Re: Refactor PROCLOCK hash table into partitioned list allocator
| От | Japin Li |
|---|---|
| Тема | Re: Refactor PROCLOCK hash table into partitioned list allocator |
| Дата | |
| Msg-id | MEAPR01MB303173B46A29AB0641452E5BB687A@MEAPR01MB3031.ausprd01.prod.outlook.com обсуждение исходный текст |
| Ответ на | Re: Refactor PROCLOCK hash table into partitioned list allocator (Heikki Linnakangas <hlinnaka@iki.fi>) |
| Список | pgsql-hackers |
On Tue, 06 Jan 2026 at 16:23, Heikki Linnakangas <hlinnaka@iki.fi> wrote: > On 30/12/2025 14:37, Andrey Borodin wrote: >> Hi hackers, >> Following up on the Discord discussion about the PROCLOCK hash table >> being >> a "weird allocator" that we never actually use for lookups - I took a stab at >> replacing it with a simpler partitioned free list approach as was suggested. >> I was doing this mostly to educate myself on Lock Manager internals. >> The current implementation uses LockMethodProcLockHash purely as an >> allocator. >> We never do hash lookups by key; we only allocate entries, link them to the lock's >> procLocks list, and free them later. Using a full hash table for this adds >> unnecessary complexity and maybe even overhead (I did not measure this). >> The attached patch replaces this with: >> - ProcLockArray: A fixed-size array of all PROCLOCK structs (allocated at startup) >> - ProcLockFreeList: Partitioned free lists, one per lock partition to reduce contention >> - ProcLockAlloc/Free: Simple push/pop operations on the free lists >> - PROCLOCK lookup: Linear traversal of lock->procLocks (see LockRefindAndRelease() >> and FastPathGetRelationLockEntry()) >> The last point bothers me most.
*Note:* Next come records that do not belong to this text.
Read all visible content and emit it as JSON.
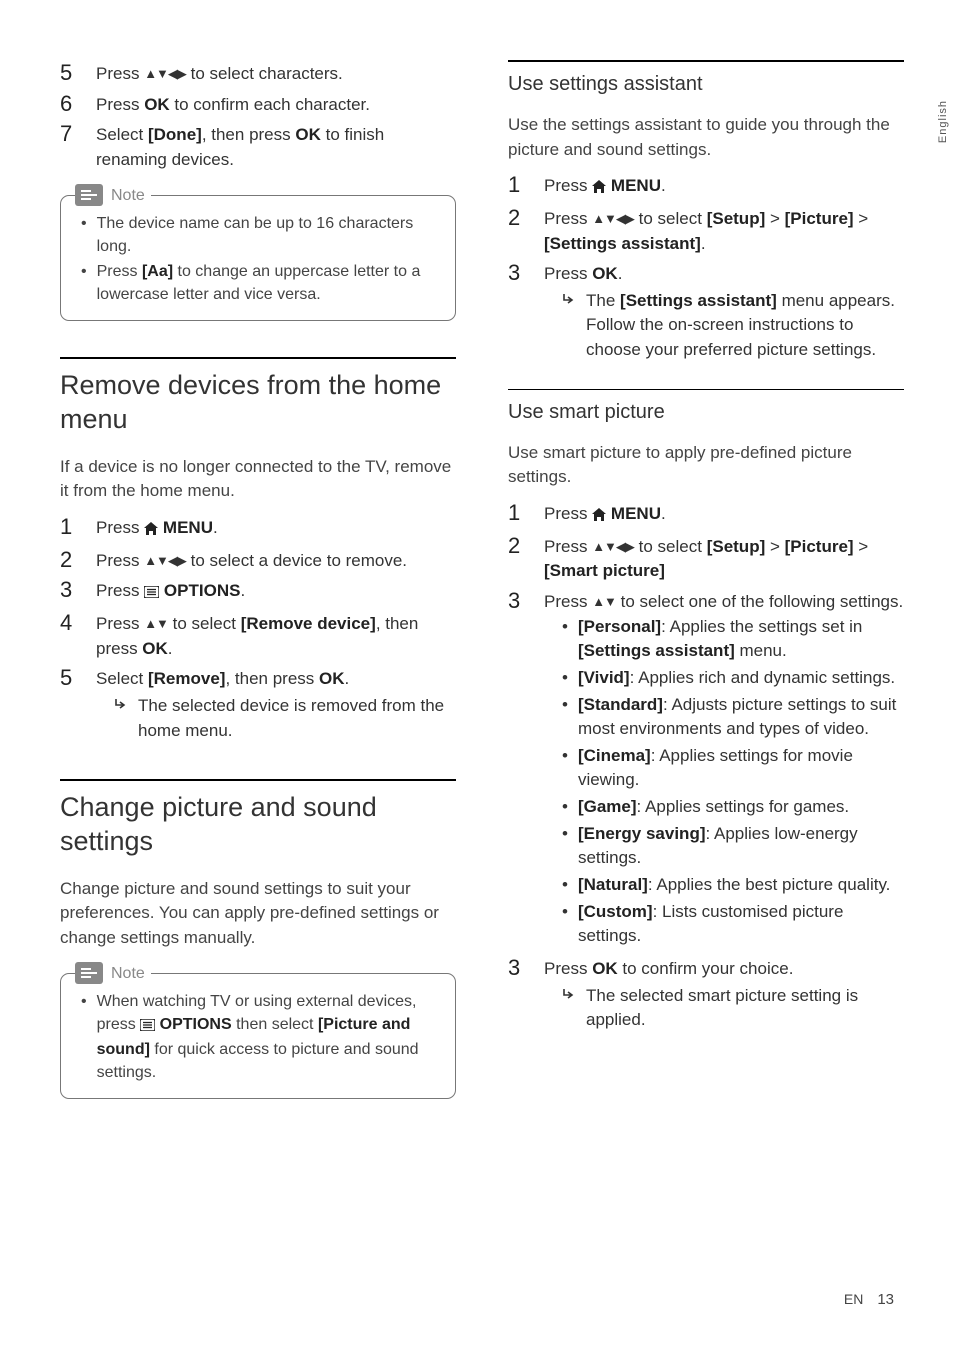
{
  "sideTab": "English",
  "footer": {
    "lang": "EN",
    "page": "13"
  },
  "icons": {
    "up": "▲",
    "down": "▼",
    "left": "◀",
    "right": "▶",
    "udlr": "▲▼◀▶",
    "ud": "▲▼"
  },
  "left": {
    "topSteps": {
      "s5": {
        "num": "5",
        "pre": "Press ",
        "post": " to select characters."
      },
      "s6": {
        "num": "6",
        "pre": "Press ",
        "ok": "OK",
        "post": " to confirm each character."
      },
      "s7": {
        "num": "7",
        "pre": "Select ",
        "done": "[Done]",
        "mid": ", then press ",
        "ok": "OK",
        "post": " to finish renaming devices."
      }
    },
    "note1": {
      "label": "Note",
      "li1": "The device name can be up to 16 characters long.",
      "li2a": "Press ",
      "li2b": "[Aa]",
      "li2c": " to change an uppercase letter to a lowercase letter and vice versa."
    },
    "removeTitle": "Remove devices from the home menu",
    "removeIntro": "If a device is no longer connected to the TV, remove it from the home menu.",
    "removeSteps": {
      "s1": {
        "num": "1",
        "pre": "Press ",
        "menu": "MENU",
        "post": "."
      },
      "s2": {
        "num": "2",
        "pre": "Press ",
        "post": " to select a device to remove."
      },
      "s3": {
        "num": "3",
        "pre": "Press ",
        "opts": "OPTIONS",
        "post": "."
      },
      "s4": {
        "num": "4",
        "pre": "Press ",
        "mid": " to select ",
        "rd": "[Remove device]",
        "mid2": ", then press ",
        "ok": "OK",
        "post": "."
      },
      "s5": {
        "num": "5",
        "pre": "Select ",
        "rm": "[Remove]",
        "mid": ", then press ",
        "ok": "OK",
        "post": ".",
        "sub": "The selected device is removed from the home menu."
      }
    },
    "changeTitle": "Change picture and sound settings",
    "changeIntro": "Change picture and sound settings to suit your preferences. You can apply pre-defined settings or change settings manually.",
    "note2": {
      "label": "Note",
      "li1a": "When watching TV or using external devices, press ",
      "li1b": "OPTIONS",
      "li1c": " then select ",
      "li1d": "[Picture and sound]",
      "li1e": " for quick access to picture and sound settings."
    }
  },
  "right": {
    "assistTitle": "Use settings assistant",
    "assistIntro": "Use the settings assistant to guide you through the picture and sound settings.",
    "assistSteps": {
      "s1": {
        "num": "1",
        "pre": "Press ",
        "menu": "MENU",
        "post": "."
      },
      "s2": {
        "num": "2",
        "pre": "Press ",
        "mid": " to select ",
        "a": "[Setup]",
        "gt": " > ",
        "b": "[Picture]",
        "gt2": " > ",
        "c": "[Settings assistant]",
        "post": "."
      },
      "s3": {
        "num": "3",
        "pre": "Press ",
        "ok": "OK",
        "post": ".",
        "subPre": "The ",
        "subBold": "[Settings assistant]",
        "subPost": " menu appears. Follow the on-screen instructions to choose your preferred picture settings."
      }
    },
    "smartTitle": "Use smart picture",
    "smartIntro": "Use smart picture to apply pre-defined picture settings.",
    "smartSteps": {
      "s1": {
        "num": "1",
        "pre": "Press ",
        "menu": "MENU",
        "post": "."
      },
      "s2": {
        "num": "2",
        "pre": "Press ",
        "mid": " to select ",
        "a": "[Setup]",
        "gt": " > ",
        "b": "[Picture]",
        "gt2": " > ",
        "c": "[Smart picture]"
      },
      "s3": {
        "num": "3",
        "pre": "Press ",
        "post": " to select one of the following settings."
      },
      "bullets": {
        "b1a": "[Personal]",
        "b1b": ": Applies the settings set in ",
        "b1c": "[Settings assistant]",
        "b1d": " menu.",
        "b2a": "[Vivid]",
        "b2b": ": Applies rich and dynamic settings.",
        "b3a": "[Standard]",
        "b3b": ": Adjusts picture settings to suit most environments and types of video.",
        "b4a": "[Cinema]",
        "b4b": ": Applies settings for movie viewing.",
        "b5a": "[Game]",
        "b5b": ": Applies settings for games.",
        "b6a": "[Energy saving]",
        "b6b": ": Applies low-energy settings.",
        "b7a": "[Natural]",
        "b7b": ": Applies the best picture quality.",
        "b8a": "[Custom]",
        "b8b": ": Lists customised picture settings."
      },
      "s3b": {
        "num": "3",
        "pre": "Press ",
        "ok": "OK",
        "post": " to confirm your choice.",
        "sub": "The selected smart picture setting is applied."
      }
    }
  }
}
It seems like this traversals are >> expected to be short. >> But I'm not 100% sure. > > Hmm, yeah the last point contradicts the premise that the hash table > is used purely as an allocator. It *is* used for lookups, and you're > replacing them with linear scans. That doesn't seem like an > improvement. > > - Heikki I tested the patch on a Loongson 3C6000/D system with 128 vCPUs using BenchmarkSQL 5.0 (100 warehouses, 100 clients). Here are the results: | | tpmC | tpmTotal | |---------|-----------|-----------| | master | 248199.09 | 551387.46 | | | 243660.35 | 541902.31 | | | 244418.30 | 542867.57 | | patched | 247330.65 | 549949.25 | | | 242953.79 | 539620.65 | | | 237883.19 | 528491.66 | Not sure if this is useful, but throwing it out there. -- Regards, Japin Li ChengDu WenWu Information Technology Co., Ltd.